Les augmentations considérables des importations non contrôlées ont fait
perdre plus de 80 millions de dollars aux producteurs en 2000?2001. A moins
d’une action immédiate, l’industrie risque de perdre environ 250 millions de
dollars par an alors que les importations remplacent le lait produit au
Canada.

« Plus de 1 000 producteurs de tous les coins du pays se sont rendus au
Saguenay pour marquer leurs préoccupations au sujet de l’effritement de la
gestion de l’offre, a déclaré Jean Grégoire, premier vice-président des PLC.
Le gouvernement doit mettre un terme au contournement des contrôles
frontaliers, qui abaisse les revenus des producteurs. Chose qui n’aide pas,
74 % des producteurs laitiers éprouvent des difficultés à couvrir leur coût de
production. L’engagement qu’a pris la Commission canadienne du lait de
rajuster le prix de manière que 50 % d’entre eux puissent couvrir leur coût de

production d’ici 2006 conserve toute son importance. »
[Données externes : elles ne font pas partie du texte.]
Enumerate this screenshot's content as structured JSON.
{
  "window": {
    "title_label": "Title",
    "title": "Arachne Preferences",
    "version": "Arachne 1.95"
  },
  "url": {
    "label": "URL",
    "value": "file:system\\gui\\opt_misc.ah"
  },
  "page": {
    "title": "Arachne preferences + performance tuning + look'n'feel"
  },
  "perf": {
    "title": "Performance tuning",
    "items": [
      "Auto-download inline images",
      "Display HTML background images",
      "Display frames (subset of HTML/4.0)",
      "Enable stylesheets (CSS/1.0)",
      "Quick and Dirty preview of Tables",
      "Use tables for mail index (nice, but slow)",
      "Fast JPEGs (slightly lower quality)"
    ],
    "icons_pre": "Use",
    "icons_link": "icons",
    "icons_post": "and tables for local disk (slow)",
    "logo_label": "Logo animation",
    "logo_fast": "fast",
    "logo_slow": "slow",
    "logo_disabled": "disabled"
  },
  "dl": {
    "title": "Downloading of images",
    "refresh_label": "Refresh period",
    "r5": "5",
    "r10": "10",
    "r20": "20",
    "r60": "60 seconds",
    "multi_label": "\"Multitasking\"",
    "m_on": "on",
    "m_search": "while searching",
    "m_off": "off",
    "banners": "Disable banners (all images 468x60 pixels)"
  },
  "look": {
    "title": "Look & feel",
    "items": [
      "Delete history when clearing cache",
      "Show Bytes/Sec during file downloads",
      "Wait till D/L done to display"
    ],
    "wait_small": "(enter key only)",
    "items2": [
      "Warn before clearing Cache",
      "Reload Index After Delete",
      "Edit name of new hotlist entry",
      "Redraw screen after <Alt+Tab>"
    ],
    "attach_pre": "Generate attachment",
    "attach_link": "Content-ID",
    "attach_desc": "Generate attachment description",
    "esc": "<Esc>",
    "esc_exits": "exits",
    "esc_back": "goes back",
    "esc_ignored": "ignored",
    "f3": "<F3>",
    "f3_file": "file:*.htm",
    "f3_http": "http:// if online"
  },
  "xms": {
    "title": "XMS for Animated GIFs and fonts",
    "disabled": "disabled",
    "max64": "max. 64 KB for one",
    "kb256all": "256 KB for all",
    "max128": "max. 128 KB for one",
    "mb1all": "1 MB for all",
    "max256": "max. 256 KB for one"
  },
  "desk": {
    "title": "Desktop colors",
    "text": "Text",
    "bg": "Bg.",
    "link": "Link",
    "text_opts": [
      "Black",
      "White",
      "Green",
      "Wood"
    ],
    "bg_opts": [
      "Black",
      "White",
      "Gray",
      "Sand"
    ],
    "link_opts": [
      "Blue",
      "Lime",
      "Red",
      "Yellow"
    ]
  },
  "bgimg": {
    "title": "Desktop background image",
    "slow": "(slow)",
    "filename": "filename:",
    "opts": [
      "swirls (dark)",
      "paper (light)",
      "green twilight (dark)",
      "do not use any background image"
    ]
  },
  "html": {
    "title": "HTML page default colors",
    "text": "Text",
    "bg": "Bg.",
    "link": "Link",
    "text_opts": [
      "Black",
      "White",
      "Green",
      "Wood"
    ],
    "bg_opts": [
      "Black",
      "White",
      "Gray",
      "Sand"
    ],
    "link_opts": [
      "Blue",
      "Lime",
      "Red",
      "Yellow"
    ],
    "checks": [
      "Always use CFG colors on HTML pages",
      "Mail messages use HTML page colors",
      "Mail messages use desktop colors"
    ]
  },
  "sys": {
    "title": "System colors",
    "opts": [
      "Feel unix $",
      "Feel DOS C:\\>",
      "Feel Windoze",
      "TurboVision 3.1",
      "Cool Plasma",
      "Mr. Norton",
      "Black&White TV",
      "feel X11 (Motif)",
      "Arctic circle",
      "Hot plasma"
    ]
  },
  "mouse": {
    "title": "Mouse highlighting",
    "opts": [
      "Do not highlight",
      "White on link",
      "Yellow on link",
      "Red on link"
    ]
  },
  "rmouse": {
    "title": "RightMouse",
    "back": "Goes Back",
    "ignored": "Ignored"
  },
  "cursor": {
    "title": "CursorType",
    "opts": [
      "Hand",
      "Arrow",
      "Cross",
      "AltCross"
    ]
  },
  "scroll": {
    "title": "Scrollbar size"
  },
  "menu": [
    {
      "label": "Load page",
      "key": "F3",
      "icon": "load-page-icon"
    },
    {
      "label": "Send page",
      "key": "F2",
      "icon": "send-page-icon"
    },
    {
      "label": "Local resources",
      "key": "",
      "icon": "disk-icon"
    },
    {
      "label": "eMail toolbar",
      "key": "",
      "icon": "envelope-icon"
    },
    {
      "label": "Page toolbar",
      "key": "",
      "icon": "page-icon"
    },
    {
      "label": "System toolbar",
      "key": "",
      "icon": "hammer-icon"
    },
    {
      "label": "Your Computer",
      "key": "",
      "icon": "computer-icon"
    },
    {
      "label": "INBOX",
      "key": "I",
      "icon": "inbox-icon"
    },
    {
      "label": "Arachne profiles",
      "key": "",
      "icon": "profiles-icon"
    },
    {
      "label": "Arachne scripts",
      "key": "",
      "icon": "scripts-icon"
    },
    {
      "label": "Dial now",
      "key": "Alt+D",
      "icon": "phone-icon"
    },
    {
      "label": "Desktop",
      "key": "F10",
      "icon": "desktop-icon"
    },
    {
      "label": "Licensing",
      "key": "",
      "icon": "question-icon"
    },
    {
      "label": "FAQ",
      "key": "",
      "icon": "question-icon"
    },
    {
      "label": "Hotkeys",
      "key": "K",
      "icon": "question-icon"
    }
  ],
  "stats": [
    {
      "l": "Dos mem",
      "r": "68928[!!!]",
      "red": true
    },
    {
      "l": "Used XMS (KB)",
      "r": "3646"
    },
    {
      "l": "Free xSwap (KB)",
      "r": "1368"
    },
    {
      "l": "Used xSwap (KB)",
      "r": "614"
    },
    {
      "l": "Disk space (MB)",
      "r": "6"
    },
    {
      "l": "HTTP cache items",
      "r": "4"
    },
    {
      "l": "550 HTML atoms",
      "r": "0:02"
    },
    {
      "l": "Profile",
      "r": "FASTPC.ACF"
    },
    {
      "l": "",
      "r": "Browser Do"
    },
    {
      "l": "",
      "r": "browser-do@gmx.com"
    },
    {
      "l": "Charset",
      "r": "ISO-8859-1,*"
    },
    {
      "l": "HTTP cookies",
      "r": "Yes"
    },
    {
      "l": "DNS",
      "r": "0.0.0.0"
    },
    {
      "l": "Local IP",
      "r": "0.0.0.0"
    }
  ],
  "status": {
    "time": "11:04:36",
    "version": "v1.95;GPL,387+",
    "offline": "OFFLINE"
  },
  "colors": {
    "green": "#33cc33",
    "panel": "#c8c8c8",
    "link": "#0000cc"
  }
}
Les producteurs ont aussi marqué leurs préoccupations au sujet des
lacunes des règlements sur la composition et l’étiquetage des produits
laitiers : « Des termes comme “substances laitières modifiées” sont trop
ambigus! Donnons aux consommateurs une information claire sur ce qu’ils
mangent, a dit M. Bertoia. L’industrie veut promouvoir les produits laitiers
faits à 100 % de lait canadien avec le logo Lait de qualité. Mais ses efforts
sont minés par la faiblesse de la réglementation et le manque de volonté
d’appliquer les règlements existants. »

« La gestion de l’offre, c’est la stabilité pour l’industrie et de
meilleurs prix pour les consommateurs, a ajouté M. Bertoia. Une vigoureuse
industrie opérant en gestion de l’offre signifie que le gouvernement n’a pas à
combler les déficits de revenus des producteurs qu’entraîne l’instabilité des
prix. Le gouvernement s’est toujours dit pour la gestion de l’offre. Les
actions sont plus éloquentes que les paroles! Nous comptons sur ces ministres
et le caucus rural pour qu’ils agissent dans les mois à venir », conclue
M. Bertoia.

Importations

Les frontières sont-elles des passoires?

Des mesures efficaces et appropriées à la frontière assurent que les importations sont limitées aux niveaux indiqués par les contingents tarifaires (CT). Les CT correspondent au 5 % d’accès au marché convenu lors de la dernière ronde de l’OMC. Des contrôles frontaliers adéquats comprennent aussi les tarifs et la bonne classification des produits qui entrent au Canada.

La directive de contenu laitier de 50 % au Canada pour les CT a entraîné la création d’ingrédients et de mélange de produits qui contournent les CT. Le contournement des CT érode sérieusement la gestion de l’offre. Étant donné la faiblesse de cette directive, les mélanges de sucre et d’huile de beurre sont importés sans tarif et supplantent le lait canadien pour la crème glacée. Les importations des mélanges d’huile de beurre ont augmenté de 557 % depuis 1995.

Les importations d’autres produits qui ne sont pas soumis aux CT, comme la caséine et les produits de caséine ainsi que le lactosérum et ses dérivés, ont aussi beaucoup augmenté depuis 1995 : la caséine et les produits de caséine d’environ 178 %, le lactosérum et ses dérivés d’environ 75 %.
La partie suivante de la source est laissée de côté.